Evaluation Using Python SDK

Click here to learn how to setup evaluation using the Python SDK.

Input:

  • Required Inputs:
    • messages: list[string] - conversation history between the user and the model provided as query and response pairs

Output:

  • Score: float - returns score between 0 and 1

Interpretation:

  • Higher scores: Indicate that the conversation is resolved.
  • Lower scores: Suggest that the conversation is not resolved.
from fi.evals.templates import ConversationResolution
from fi.testcases import ConversationalTestCase, LLMTestCase

test_case = ConversationalTestCase(
    messages=[
        LLMTestCase(
            query="I need help with my math homework",
            response="I'd be happy to help! What specific math problem are you working on?"
        ),
        LLMTestCase(
            query="I'm trying to solve this equation: 2x + 5 = 13",
            response="Let's solve this step by step:\\n1. Subtract 5 from both sides: 2x = 8\\n2. Divide both sides by 2: x = 4\\nThe solution is x = 4. Would you like me to verify this answer with you?"
        ),
        LLMTestCase(
            query="Yes, please check if it's correct",
            response="Let's verify:\\nIf x = 4, then:\\n2(4) + 5 = 8 + 5 = 13\\nThe equation balances, so x = 4 is correct! Is there anything else you'd like help with?"
        ),
        LLMTestCase(
            query="No, that's all. Thank you!",
            response="You're welcome! Good luck with your math studies. Feel free to ask if you need help with any other problems."
        )
    ]
)

template = ConversationResolution()

response = evaluator.evaluate(eval_templates=[template], inputs=[test_case])

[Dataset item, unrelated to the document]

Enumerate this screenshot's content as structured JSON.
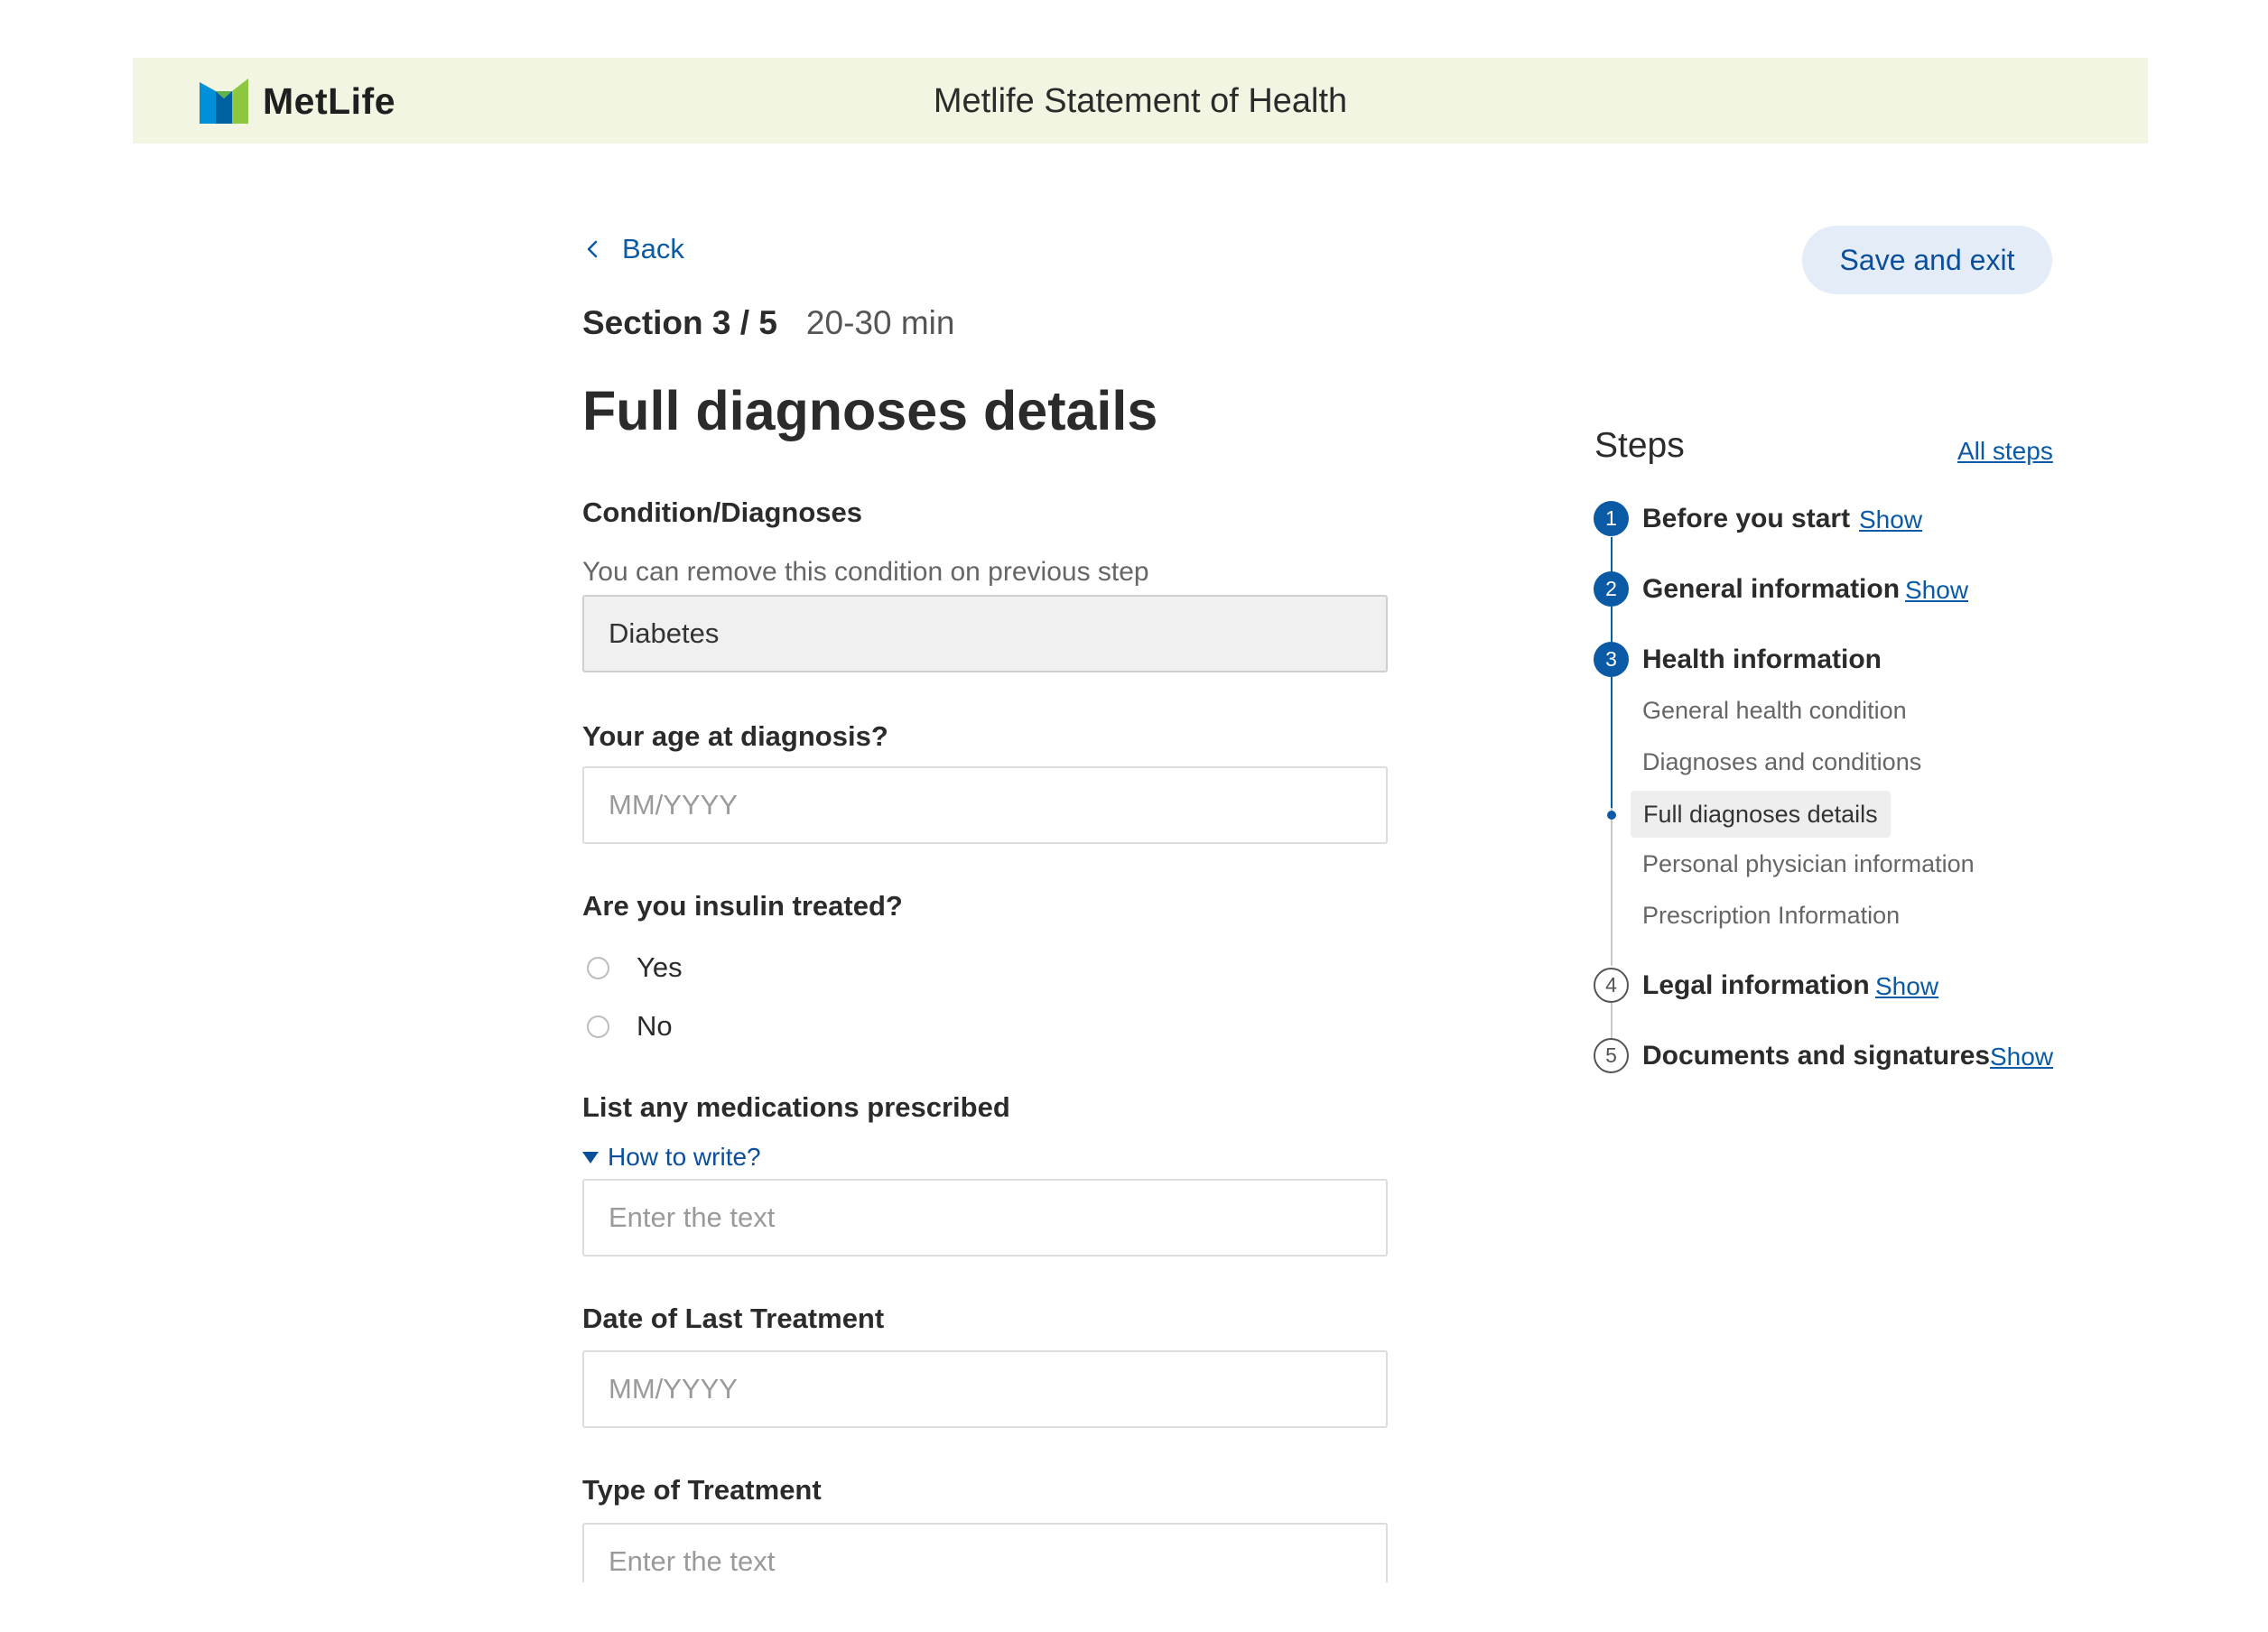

score = response.eval_results[0].metrics[0].value


What to do when Conversation Resolution is Low

  • Add confirmation mechanisms to verify user satisfaction
  • Develop fallback responses for unclear or complex queries
  • Track common patterns in unresolved queries for improvement
  • Consider implementing a clarification system for ambiguous requests

Comparing Conversation Resolution with Similar Evals

  1. Conversation Coherence: While Resolution focuses on addressing user needs, Coherence evaluates the logical flow and context maintenance. A conversation can be perfectly coherent but fail to resolve user queries, or vice versa.
  2. Completeness: Resolution differs from Completeness as it focuses on satisfactory conclusion rather than comprehensive coverage. A response can be complete but not resolve the user’s actual need.
  3. Context Relevance: Resolution evaluates whether queries are answered, while Context Relevance assesses if the provided context is sufficient for generating responses. A response can use relevant context but still fail to resolve the user’s query.